Ses personnages, Lynch sait les rendre intéressants. C'est pourquoi on se prend d'affection d'un gamin à la curiosité malsaine mais au courage remarquable. L'acteur fétiche de Lynch, Kyle Maclachlan est donc Jeffrey Beaumont, ce jeune irresponsable qui prend un certain plaisir à espionner les femmes qui se déshabillent. Une femme en particulier, Dorothy Vallens. Une femme à la beauté indéfinissable, lissé par sa robe de velours bleu et marquante de par sa détresse très touchante. Comme Kyle Maclachlan dans le film, et David Lynch dans la vie réelle, on tombe amoureux d'Isabella Rossellini qui est saisissante en Dorothy Vallens. Mais tout n'est pas aussi rose (ou bleu) dans la ville de Lumberton. Il y a Frank Booth.

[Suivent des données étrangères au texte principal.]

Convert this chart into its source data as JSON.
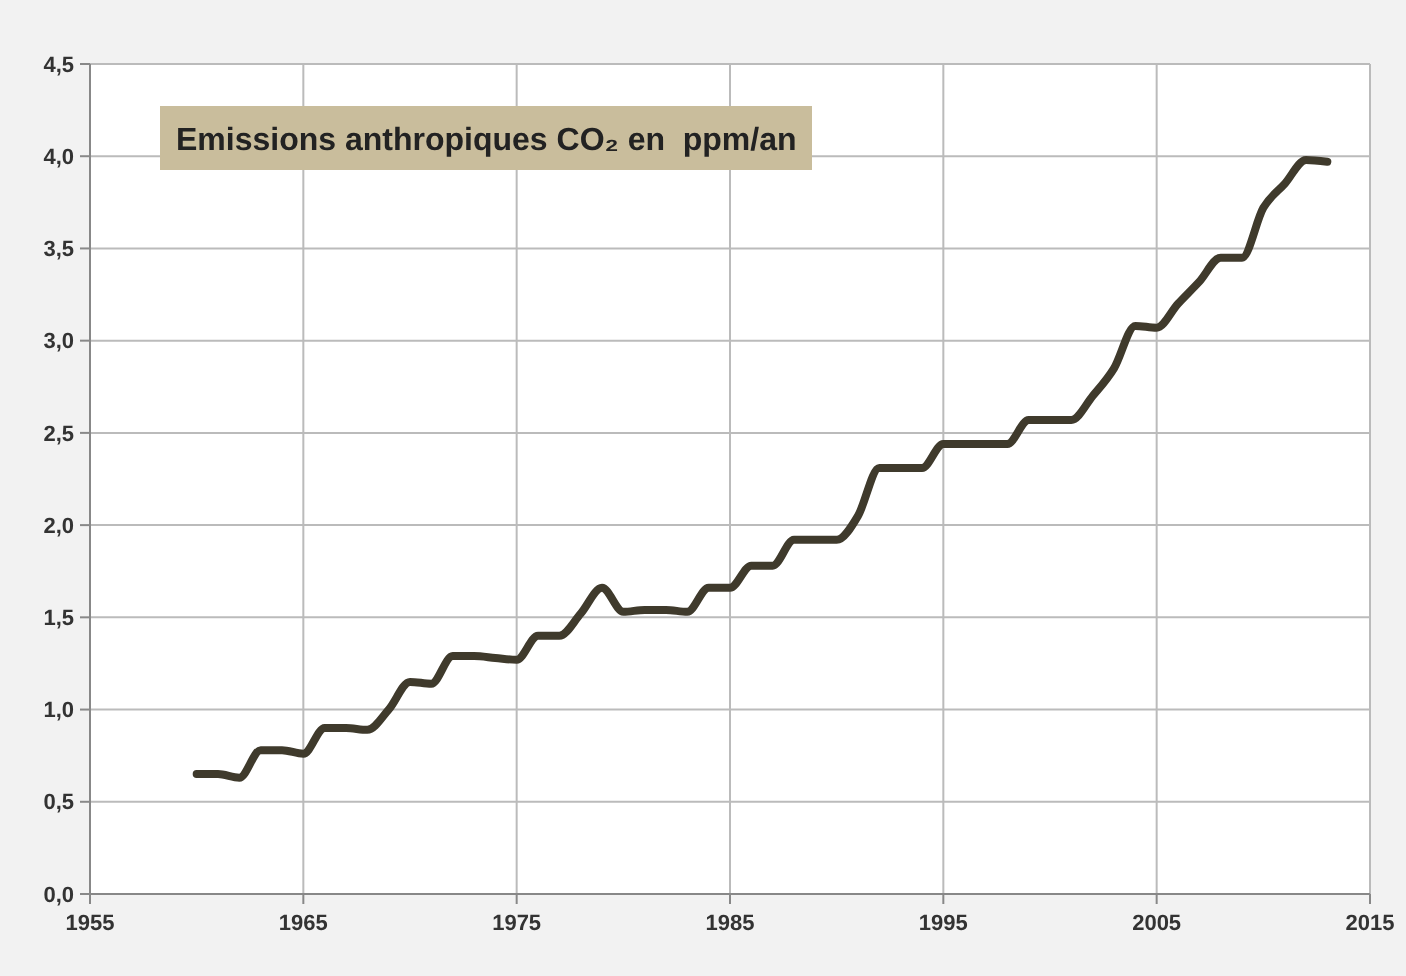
{
  "chart_data": {
    "type": "line",
    "title": "Emissions anthropiques CO₂ en  ppm/an",
    "x": [
      1960,
      1961,
      1962,
      1963,
      1964,
      1965,
      1966,
      1967,
      1968,
      1969,
      1970,
      1971,
      1972,
      1973,
      1974,
      1975,
      1976,
      1977,
      1978,
      1979,
      1980,
      1981,
      1982,
      1983,
      1984,
      1985,
      1986,
      1987,
      1988,
      1989,
      1990,
      1991,
      1992,
      1993,
      1994,
      1995,
      1996,
      1997,
      1998,
      1999,
      2000,
      2001,
      2002,
      2003,
      2004,
      2005,
      2006,
      2007,
      2008,
      2009,
      2010,
      2011,
      2012,
      2013
    ],
    "series": [
      {
        "color": "#3f3a2c",
        "values": [
          0.65,
          0.65,
          0.63,
          0.78,
          0.78,
          0.76,
          0.9,
          0.9,
          0.89,
          1.0,
          1.15,
          1.14,
          1.29,
          1.29,
          1.28,
          1.27,
          1.4,
          1.4,
          1.52,
          1.66,
          1.53,
          1.54,
          1.54,
          1.53,
          1.66,
          1.66,
          1.78,
          1.78,
          1.92,
          1.92,
          1.92,
          2.05,
          2.31,
          2.31,
          2.31,
          2.44,
          2.44,
          2.44,
          2.44,
          2.57,
          2.57,
          2.57,
          2.7,
          2.85,
          3.08,
          3.07,
          3.2,
          3.32,
          3.45,
          3.45,
          3.72,
          3.85,
          3.98,
          3.97
        ]
      }
    ],
    "xlim": [
      1955,
      2015
    ],
    "xticks": [
      1955,
      1965,
      1975,
      1985,
      1995,
      2005,
      2015
    ],
    "ylim": [
      0,
      4.5
    ],
    "yticks": [
      {
        "value": 0,
        "label": "0,0"
      },
      {
        "value": 0.5,
        "label": "0,5"
      },
      {
        "value": 1,
        "label": "1,0"
      },
      {
        "value": 1.5,
        "label": "1,5"
      },
      {
        "value": 2,
        "label": "2,0"
      },
      {
        "value": 2.5,
        "label": "2,5"
      },
      {
        "value": 3,
        "label": "3,0"
      },
      {
        "value": 3.5,
        "label": "3,5"
      },
      {
        "value": 4,
        "label": "4,0"
      },
      {
        "value": 4.5,
        "label": "4,5"
      }
    ],
    "grid": true,
    "line_style": "solid",
    "marker": "none"
  }
}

Psychopathe, maniaque, pervers, Lynch nous offre l'un des personnages les plus fous du cinéma. Qui de mieux que Dennis Hopper pour incarner le mal en personne ? La performance de l'acteur est absolument démentielle, il crève tout simplement l'écran. Son personnage est imprévisible, cinglé et apporte un sentiment de peur et d'horreur. Il est l'un des piliers de la réussite générale du film.

Maître de la mise en scène, maître des sens

Une réussite qui doit aussi beaucoup à la mise en scène de son créateur. Véritable obsédé du bleu, David Lynch consacre son film à la couleur. Le bleu de Lynch, c'est celui qui lisse Isabella Rossellini, celui qui rend la ville plus belle qu'elle n'est réellement, celui qui procure une intense émotion au moment au Dorothy Vallens rentre sur scène pour chanter Blue Velvet. Le bleu est omniprésent, il ouvre même le film (le fameux rideau de velours bleu, même velours que la robe de Rossellini). Un bleu aussi artificiel que l'introduction du film présentant Lumberton comme une petite ville tranquille. Le bleu cache la crasse dont Lynch adore nous parler. Il n'est qu'un artifice, un moyen d'enjoliver son monde. Je ne vous parle pas du bleu seulement parce qu'il fait partie du titre du film. Le bleu joue un rôle majeur dans le cinéma de Lynch. « Mulholland Drive », « Twin Peaks », « Lost Highway » ou encore « Inland Empire », tous arborent cette teinte et pour différentes raisons. L'onirisme, le rêve, le cauchemar ou simplement pour laver des personnages souillés par le sang et laver leur peur.